Perhaps not surprisingly, some commentators are now asking “who should run care, the NHS or local authorities?” This may be the wrong question today in the era of Integrated Care Systems, which bring together both. Perhaps the right thing to do now, consistent with the overall direction of travel towards more local integration between health and care, is to give ICSs responsibility for care, certainly for those older people who need both. Whatever happens, though, accountability must become clearer, with a line back to the centre, so Ministers can feel the pressure of their responsibility for overseeing a decent system of care. The fact is care needs to look and feel much more like a proper public service, as near to being free at the point of use as we can manage. A wide range of funding mechanisms is available, plus lessons from abroad. Whichever are chosen, though, they will entail all of us contributing financially in different ways, including older people.

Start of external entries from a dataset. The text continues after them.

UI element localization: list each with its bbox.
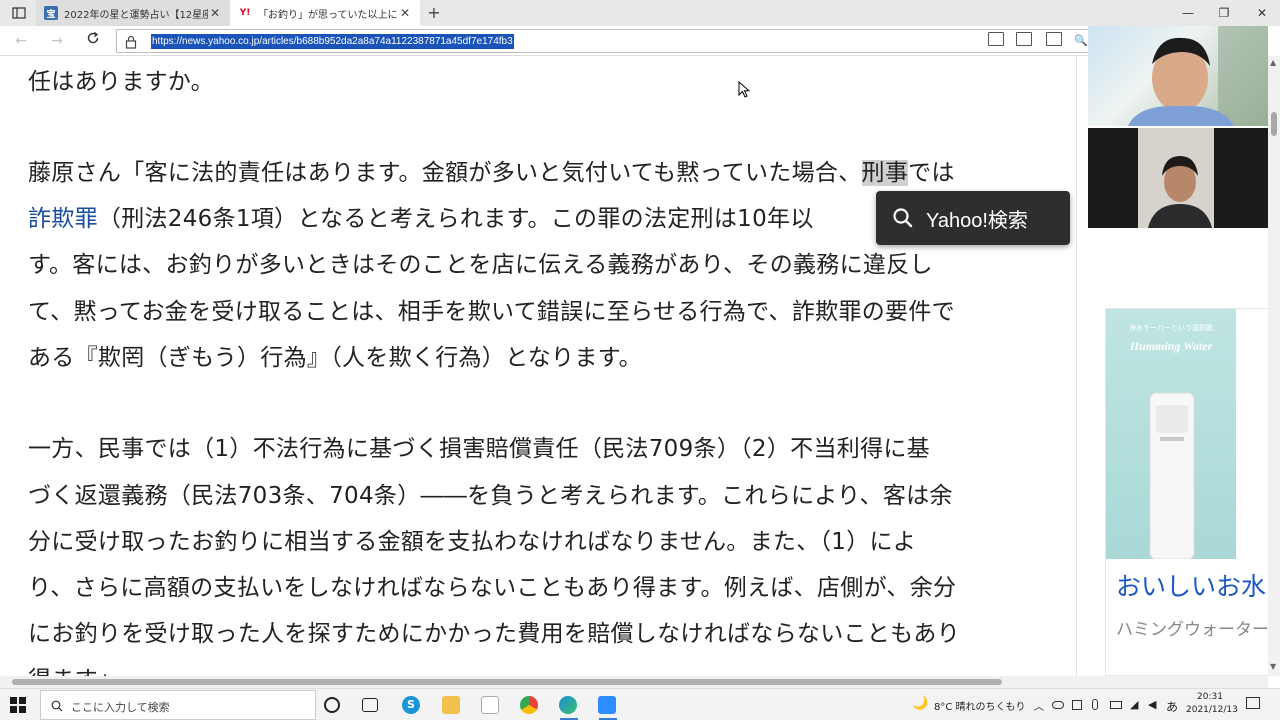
- video-participant-1: [1088, 26, 1268, 126]
- close-tab-icon[interactable]: ✕: [208, 6, 222, 20]
- search-icon: [893, 208, 913, 228]
- cortana-icon[interactable]: [324, 697, 340, 713]
- article-line: 詐欺罪（刑法246条1項）となると考えられます。この罪の法定刑は10年以: [28, 199, 814, 233]
- windows-taskbar: ここに入力して検索 S 🌙 8°C 晴れのちくもり ︿ ◢ ◀ あ 20:31 …: [0, 688, 1280, 720]
- article-line: づく返還義務（民法703条、704条）――を負うと考えられます。これらにより、客…: [28, 476, 953, 510]
- yahoo-favicon-icon: Y!: [239, 8, 251, 18]
- back-arrow-icon[interactable]: ←: [10, 31, 32, 51]
- article-text: り、さらに高額の支払いをしなければならないこともあり得ます。例えば、店側が、余分: [28, 575, 957, 601]
- article-line: 藤原さん「客に法的責任はあります。金額が多いと気付いても黙っていた場合、刑事では: [28, 153, 955, 187]
- tab-yahoo-news[interactable]: Y! 「お釣り」が思っていた以上に多い→黙 ✕: [230, 0, 420, 26]
- new-tab-icon[interactable]: +: [424, 3, 444, 23]
- article-line: にお釣りを受け取った人を探すためにかかった費用を賠償しなければならないこともあり: [28, 614, 960, 648]
- search-icon: [51, 700, 63, 712]
- vertical-scroll-thumb[interactable]: [1271, 112, 1277, 136]
- url-input[interactable]: https://news.yahoo.co.jp/articles/b688b9…: [116, 29, 1096, 53]
- skype-icon[interactable]: S: [402, 696, 420, 714]
- article-line: 得ます」: [28, 660, 121, 676]
- close-window-icon[interactable]: ✕: [1244, 0, 1280, 26]
- ad-title[interactable]: おいしいお水: [1116, 567, 1266, 603]
- refresh-icon[interactable]: [82, 31, 104, 51]
- forward-arrow-icon[interactable]: →: [46, 31, 68, 51]
- network-icon[interactable]: ◢: [1130, 698, 1138, 711]
- article-text: にお釣りを受け取った人を探すためにかかった費用を賠償しなければならないこともあり: [28, 621, 960, 647]
- qr-code-icon[interactable]: [1016, 32, 1032, 46]
- tray-app-icon[interactable]: [1072, 700, 1082, 710]
- snipping-tool-icon[interactable]: [481, 696, 499, 714]
- ad-subtitle: ハミングウォーター: [1116, 620, 1269, 640]
- tab-title: 「お釣り」が思っていた以上に多い→黙: [258, 9, 398, 21]
- minimize-icon[interactable]: —: [1170, 0, 1206, 26]
- highlighted-text[interactable]: 刑事: [861, 160, 909, 186]
- onedrive-icon[interactable]: [1052, 701, 1064, 709]
- clock-date: 2021/12/13: [1186, 705, 1238, 715]
- restore-icon[interactable]: ❐: [1206, 0, 1242, 26]
- article-line: す。客には、お釣りが多いときはそのことを店に伝える義務があり、その義務に違反し: [28, 245, 933, 279]
- article-line: ある『欺罔（ぎもう）行為』（人を欺く行為）となります。: [28, 338, 642, 372]
- column-divider: [1076, 56, 1077, 676]
- horizontal-scroll-thumb[interactable]: [12, 679, 1002, 685]
- battery-icon[interactable]: [1110, 701, 1122, 709]
- yahoo-search-popup[interactable]: Yahoo!検索: [876, 191, 1070, 245]
- split-screen-icon[interactable]: [1046, 32, 1062, 46]
- mouse-cursor-icon: [738, 80, 751, 103]
- article-body: 任はありますか。藤原さん「客に法的責任はあります。金額が多いと気付いても黙ってい…: [0, 56, 1076, 676]
- vertical-scrollbar[interactable]: ▲ ▼: [1268, 56, 1280, 676]
- article-text: （刑法246条1項）となると考えられます。この罪の法定刑は10年以: [97, 206, 814, 232]
- windows-start-icon[interactable]: [10, 697, 26, 717]
- file-explorer-icon[interactable]: [442, 696, 460, 714]
- scroll-down-icon[interactable]: ▼: [1270, 662, 1276, 671]
- address-bar: ← → https://news.yahoo.co.jp/articles/b6…: [0, 26, 1096, 56]
- article-text: 任はありますか。: [28, 69, 214, 95]
- tab-horoscope[interactable]: 宝 2022年の星と運勢占い【12星座別 ✕: [36, 0, 230, 26]
- article-text: て、黙ってお金を受け取ることは、相手を欺いて錯誤に至らせる行為で、詐欺罪の要件で: [28, 299, 955, 325]
- taskbar-search-input[interactable]: ここに入力して検索: [40, 690, 316, 720]
- lock-icon[interactable]: [125, 34, 139, 49]
- ime-indicator[interactable]: あ: [1166, 698, 1178, 715]
- article-text: では: [908, 160, 955, 186]
- article-text: ある『欺罔（ぎもう）行為』（人を欺く行為）となります。: [28, 345, 642, 371]
- microphone-icon[interactable]: [1092, 699, 1098, 710]
- taskbar-search-placeholder: ここに入力して検索: [71, 701, 170, 714]
- article-text: す。客には、お釣りが多いときはそのことを店に伝える義務があり、その義務に違反し: [28, 252, 933, 278]
- article-text: 藤原さん「客に法的責任はあります。金額が多いと気付いても黙っていた場合、: [28, 160, 862, 186]
- taskbar-clock[interactable]: 20:31 2021/12/13: [1186, 691, 1238, 717]
- tab-title: 2022年の星と運勢占い【12星座別: [64, 9, 208, 21]
- water-server-image: 浄水サーバーという選択肢 Humming Water: [1106, 309, 1236, 559]
- chrome-icon[interactable]: [520, 696, 538, 714]
- article-line: 任はありますか。: [28, 62, 214, 96]
- article-line: 一方、民事では（1）不法行為に基づく損害賠償責任（民法709条）（2）不当利得に…: [28, 429, 930, 463]
- fraud-link[interactable]: 詐欺罪: [28, 206, 98, 232]
- weather-moon-icon[interactable]: 🌙: [912, 696, 928, 711]
- zoom-app-icon[interactable]: [598, 696, 616, 714]
- notification-icon[interactable]: [1246, 697, 1260, 709]
- url-text[interactable]: https://news.yahoo.co.jp/articles/b688b9…: [151, 34, 514, 49]
- tab-actions-icon[interactable]: [6, 4, 32, 22]
- horizontal-scrollbar[interactable]: [0, 676, 1268, 688]
- article-text: づく返還義務（民法703条、704条）――を負うと考えられます。これらにより、客…: [28, 483, 953, 509]
- article-text: 分に受け取ったお釣りに相当する金額を支払わなければなりません。また、（1）によ: [28, 529, 917, 555]
- clock-time: 20:31: [1197, 692, 1223, 702]
- browser-tab-bar: 宝 2022年の星と運勢占い【12星座別 ✕ Y! 「お釣り」が思っていた以上に…: [0, 0, 1280, 26]
- video-participant-2: [1088, 128, 1268, 228]
- weather-text[interactable]: 8°C 晴れのちくもり: [934, 698, 1026, 713]
- horoscope-favicon-icon: 宝: [44, 6, 58, 20]
- scroll-up-icon[interactable]: ▲: [1270, 58, 1276, 67]
- close-tab-icon[interactable]: ✕: [398, 6, 412, 20]
- article-line: 分に受け取ったお釣りに相当する金額を支払わなければなりません。また、（1）によ: [28, 522, 916, 556]
- yahoo-search-label: Yahoo!検索: [926, 209, 1028, 232]
- article-text: 一方、民事では（1）不法行為に基づく損害賠償責任（民法709条）（2）不当利得に…: [28, 436, 930, 462]
- advertisement[interactable]: 浄水サーバーという選択肢 Humming Water おいしいお水 ハミングウォ…: [1105, 308, 1275, 676]
- volume-icon[interactable]: ◀: [1148, 698, 1156, 711]
- tray-chevron-icon[interactable]: ︿: [1034, 698, 1044, 713]
- article-line: り、さらに高額の支払いをしなければならないこともあり得ます。例えば、店側が、余分: [28, 568, 956, 602]
- reading-view-icon[interactable]: [988, 32, 1004, 46]
- article-line: て、黙ってお金を受け取ることは、相手を欺いて錯誤に至らせる行為で、詐欺罪の要件で: [28, 292, 955, 326]
- edge-icon[interactable]: [559, 696, 577, 714]
- article-text: 得ます」: [28, 667, 121, 676]
- task-view-icon[interactable]: [362, 698, 378, 712]
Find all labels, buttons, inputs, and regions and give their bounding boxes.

I have said almost as much about the NHS as about ‘care’ here, and that’s because for older people with significant health and care needs – the group that has tragically died in such numbers during this pandemic – both are equally essential. What matters most is that they get excellent clinical input alongside great care – both highly personalised. For those with less significant needs and for disabled people of working age, among others, different conclusions may be reached. One size needn’t fit all and indeed that would be the antithesis of personalisation, but everyone matters and at all ages if we need care it should be there for us.